The elevator and rudder she understood clearly. The ailerons she’d had to see before she could name them. They were inlaid at the rear edge of the large wings—thin, perhaps a tenth the wing’s length each. Two of them, connected by wire to the pedals, one left, one right. Unlike the other surfaces, the ailerons worked in opposition: when one rose, the other dropped. The balance of that opposition was what kept the aircraft from rolling sideways. Of all the things she needed to manage in flight, they were the most critical—and the most demanding. She’d asked Roland once why the ailerons were necessary at all when the rudder could also change direction. He’d explained that every maneuver required all three surfaces working in concert. Rudder alone created yaw—the nose swinging sideways, the body resisting. For a real coordinated turn, the elevator had to compensate, and the ailerons had to hold the bank. One surface used alone could be worse than useless.

She needed to feel all three at once, and she’d only ever felt them on the simulator.

“Ailerons look good.” Tilly’s hand rested briefly on Wendy’s shoulder. “The rest is yours.”

Wendy’s heartbeat moved into her ears. She looked back once toward Roland, a small distant figure on the concrete. Then she turned to the soldier stationed at the cradle.

“I’m ready. Loosen the fixer.”

“Yes, my Lady—watch yourself!”

The soldiers moved.

Runway clear. All lights green, Wendy said in her heart. She wasn’t entirely sure what the words meant—Roland had said them once, calling them a ritual phrase, something for luck—but she said them anyway.

The cradle released. The glider pushed onto the slope and began to roll.

The wheels found their rhythm on the concrete, a rising creak that climbed with speed. The far end of the runway appeared: the cliff edge, and beyond it, sea. She felt herself rushing toward it and had one wild moment where all her training dropped away and she was simply a person pointed at the sky.

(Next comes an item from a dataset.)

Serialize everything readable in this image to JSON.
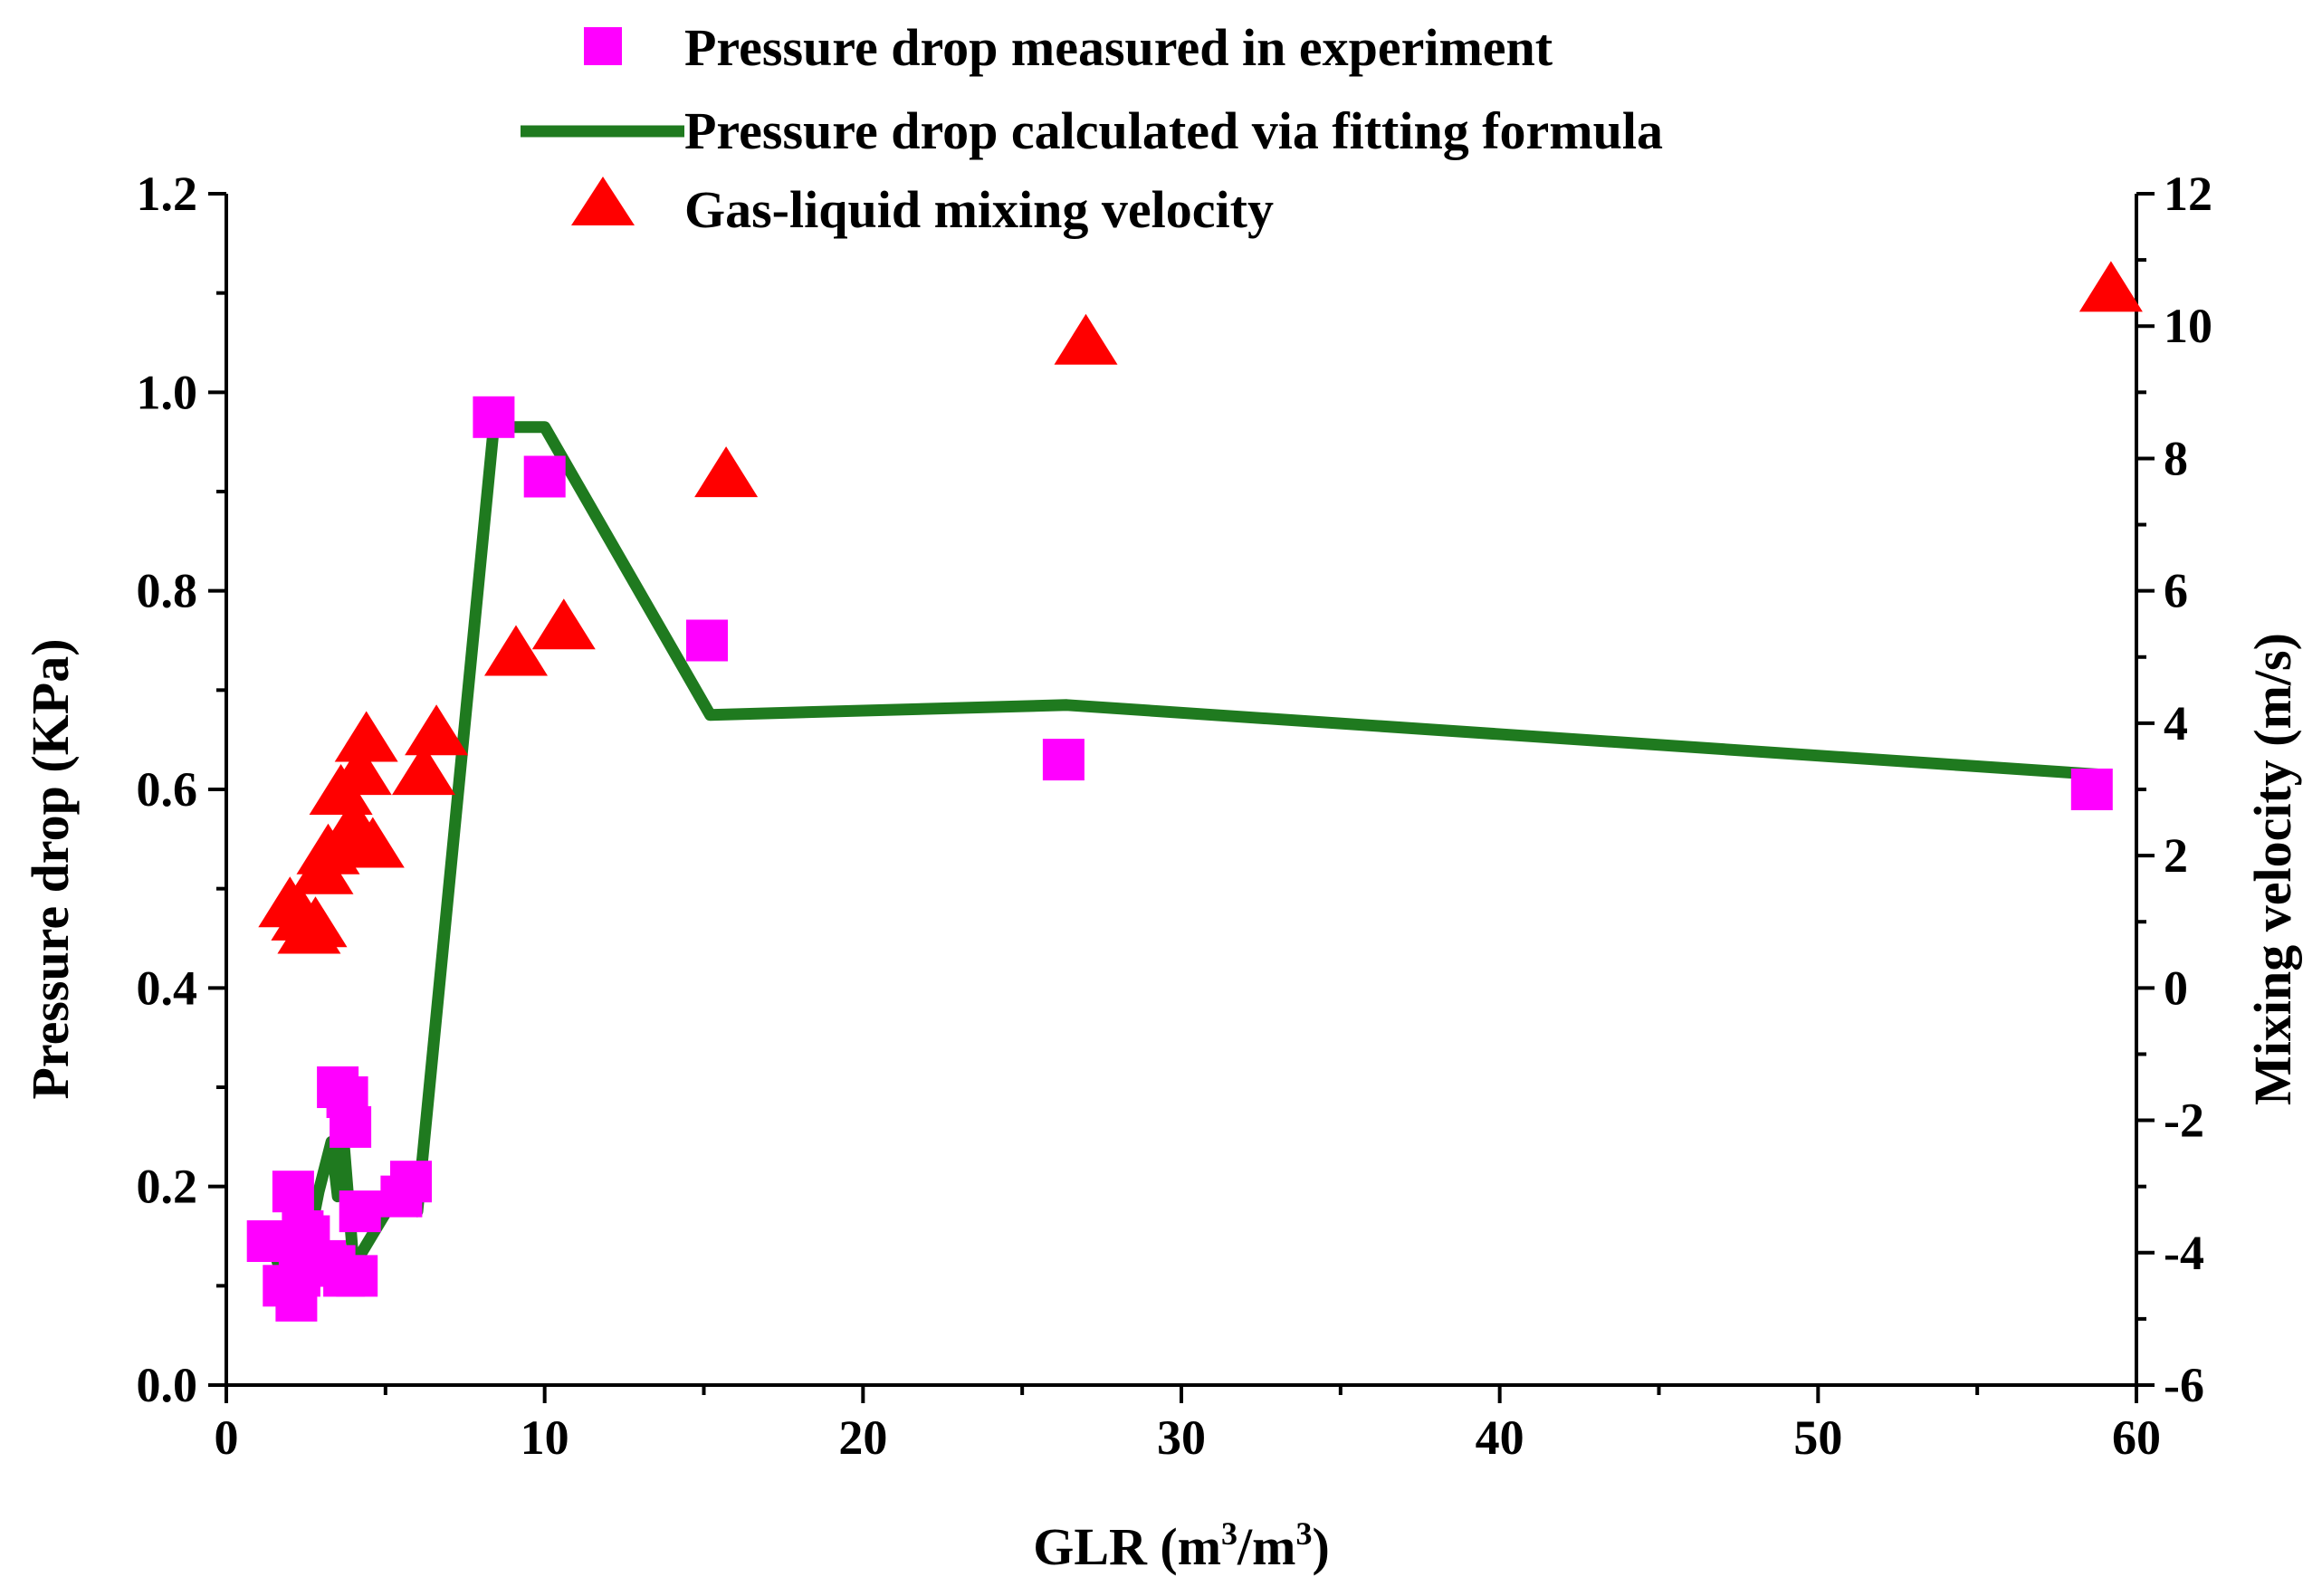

Half the runway gone—and the glider was still on the ground.

“Wind!” Tilly shouted.

Yes. The runway’s speed wasn’t enough to lift both of them. She needed to support the wings. She reached for her power and brought it up—a gentle, stable current rising beneath the main wings, pressing upward.

The creaking stopped.

It happened without ceremony: one moment the wheels were touching concrete, and then they weren’t. She’d been watching the cliff’s edge with her full attention and then it was behind her, and there was nothing beneath the glider but open air and, far below, the glinting grey sea.

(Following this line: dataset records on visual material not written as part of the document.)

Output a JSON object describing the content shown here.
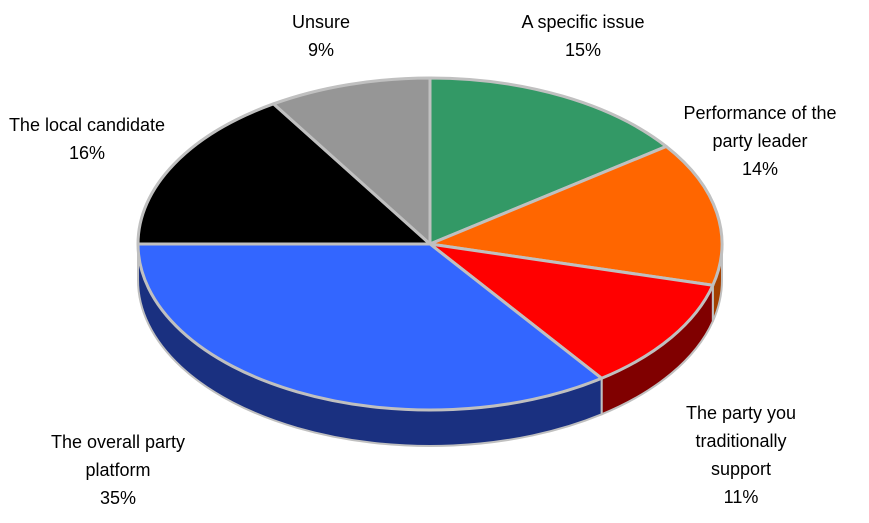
{
  "chart_data": {
    "type": "pie",
    "style": "3d",
    "slices": [
      {
        "label": "A specific issue",
        "value": 15,
        "display": "15%",
        "color": "#339966",
        "side_color": "#1f6b44"
      },
      {
        "label": "Performance of the party leader",
        "value": 14,
        "display": "14%",
        "color": "#ff6600",
        "side_color": "#a34000"
      },
      {
        "label": "The party you traditionally support",
        "value": 11,
        "display": "11%",
        "color": "#ff0000",
        "side_color": "#800000"
      },
      {
        "label": "The overall party platform",
        "value": 35,
        "display": "35%",
        "color": "#3366ff",
        "side_color": "#1a3080"
      },
      {
        "label": "The local candidate",
        "value": 16,
        "display": "16%",
        "color": "#000000",
        "side_color": "#000000"
      },
      {
        "label": "Unsure",
        "value": 9,
        "display": "9%",
        "color": "#969696",
        "side_color": "#5a5a5a"
      }
    ],
    "label_lines": [
      [
        "A specific issue",
        "15%"
      ],
      [
        "Performance of the",
        "party leader",
        "14%"
      ],
      [
        "The party you",
        "traditionally",
        "support",
        "11%"
      ],
      [
        "The overall party",
        "platform",
        "35%"
      ],
      [
        "The local candidate",
        "16%"
      ],
      [
        "Unsure",
        "9%"
      ]
    ]
  }
}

The aircraft climbed. Something pressed her back into the seat—the sensation of weight that wasn’t weight, the body’s confusion about its own relationship to the ground.

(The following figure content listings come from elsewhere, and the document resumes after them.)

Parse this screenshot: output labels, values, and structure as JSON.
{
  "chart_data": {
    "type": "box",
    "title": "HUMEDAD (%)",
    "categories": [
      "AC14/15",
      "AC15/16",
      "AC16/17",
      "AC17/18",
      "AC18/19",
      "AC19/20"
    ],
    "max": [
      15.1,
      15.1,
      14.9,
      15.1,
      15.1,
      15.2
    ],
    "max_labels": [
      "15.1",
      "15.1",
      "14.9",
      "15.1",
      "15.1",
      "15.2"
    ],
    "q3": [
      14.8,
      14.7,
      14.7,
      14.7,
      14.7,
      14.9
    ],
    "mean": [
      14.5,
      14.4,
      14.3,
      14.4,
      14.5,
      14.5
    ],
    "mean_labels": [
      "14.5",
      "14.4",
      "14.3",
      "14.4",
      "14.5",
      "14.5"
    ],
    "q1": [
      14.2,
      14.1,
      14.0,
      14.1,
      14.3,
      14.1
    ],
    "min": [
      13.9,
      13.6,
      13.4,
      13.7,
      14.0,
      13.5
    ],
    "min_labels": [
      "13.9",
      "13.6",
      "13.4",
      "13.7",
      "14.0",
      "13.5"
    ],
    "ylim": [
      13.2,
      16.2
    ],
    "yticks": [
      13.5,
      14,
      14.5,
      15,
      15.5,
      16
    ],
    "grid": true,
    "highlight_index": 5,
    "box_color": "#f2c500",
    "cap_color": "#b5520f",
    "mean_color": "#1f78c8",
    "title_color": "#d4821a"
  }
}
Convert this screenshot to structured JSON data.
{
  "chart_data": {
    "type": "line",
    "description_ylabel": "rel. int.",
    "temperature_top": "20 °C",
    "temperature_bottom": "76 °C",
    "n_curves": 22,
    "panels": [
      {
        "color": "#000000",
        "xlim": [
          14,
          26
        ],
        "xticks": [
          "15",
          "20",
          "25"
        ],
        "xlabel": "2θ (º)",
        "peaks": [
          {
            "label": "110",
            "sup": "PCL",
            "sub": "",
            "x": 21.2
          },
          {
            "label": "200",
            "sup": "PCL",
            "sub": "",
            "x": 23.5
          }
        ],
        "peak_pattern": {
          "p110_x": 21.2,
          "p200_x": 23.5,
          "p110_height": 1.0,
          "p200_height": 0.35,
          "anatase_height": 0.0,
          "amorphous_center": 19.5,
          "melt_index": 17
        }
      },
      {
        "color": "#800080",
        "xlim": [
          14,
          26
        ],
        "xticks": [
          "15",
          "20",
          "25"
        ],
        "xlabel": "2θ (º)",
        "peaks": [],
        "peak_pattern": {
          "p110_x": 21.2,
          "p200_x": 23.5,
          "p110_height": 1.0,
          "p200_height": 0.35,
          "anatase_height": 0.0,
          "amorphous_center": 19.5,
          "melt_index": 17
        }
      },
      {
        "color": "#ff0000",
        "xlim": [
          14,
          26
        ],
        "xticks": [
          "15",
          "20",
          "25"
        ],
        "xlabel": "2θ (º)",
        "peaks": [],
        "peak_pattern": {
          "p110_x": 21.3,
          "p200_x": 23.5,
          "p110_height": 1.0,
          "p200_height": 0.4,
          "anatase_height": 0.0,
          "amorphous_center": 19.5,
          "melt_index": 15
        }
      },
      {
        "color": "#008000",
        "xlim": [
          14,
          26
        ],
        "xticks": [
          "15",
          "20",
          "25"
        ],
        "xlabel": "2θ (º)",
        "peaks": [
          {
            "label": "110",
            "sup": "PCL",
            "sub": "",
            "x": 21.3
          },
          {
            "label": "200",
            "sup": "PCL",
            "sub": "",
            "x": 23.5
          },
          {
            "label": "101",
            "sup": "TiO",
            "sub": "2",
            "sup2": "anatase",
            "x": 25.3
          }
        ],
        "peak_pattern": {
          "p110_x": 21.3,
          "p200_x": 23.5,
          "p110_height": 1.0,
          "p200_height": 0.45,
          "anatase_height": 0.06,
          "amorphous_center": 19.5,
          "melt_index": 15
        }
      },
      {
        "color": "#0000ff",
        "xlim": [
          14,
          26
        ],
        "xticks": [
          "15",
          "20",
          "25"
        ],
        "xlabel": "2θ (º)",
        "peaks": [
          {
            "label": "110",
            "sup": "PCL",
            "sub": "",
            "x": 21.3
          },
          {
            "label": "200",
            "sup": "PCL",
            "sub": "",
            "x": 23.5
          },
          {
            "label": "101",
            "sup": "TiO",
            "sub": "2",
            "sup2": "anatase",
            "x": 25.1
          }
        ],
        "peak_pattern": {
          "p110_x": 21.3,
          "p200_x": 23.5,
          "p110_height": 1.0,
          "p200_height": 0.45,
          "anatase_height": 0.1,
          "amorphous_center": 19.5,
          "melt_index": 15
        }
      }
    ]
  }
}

Her hands moved on reflex. She pulled the main lever back.

The nose rose.

The earth dropped out of her view. The glittering sea. Even the horizon blurred toward the edge of her vision. There was only sky—clear blue, the kind that hurt to look at directly—filling everything in front of her, the light forcing her eyes to narrow.

For one moment she understood something that no amount of explanation had conveyed. She was a petrel. She had always, obscurely, been a petrel.

Then she heard that the wind had gone quiet.

The nose was still high. But the speed was falling away beneath her.

She reached for her power again, instinctively, wanting to hold this—wanting to push the wings and force more lift, force the glider back up—

“Too much wind!” Tilly’s voice came sharp and close.

The glider flipped.

Sky became sea became sky in a single lurch, and then the horizon was wrong and getting wronger, and Wendy felt the seat drop away beneath her and understood in the pure sensory language of the body that they were falling.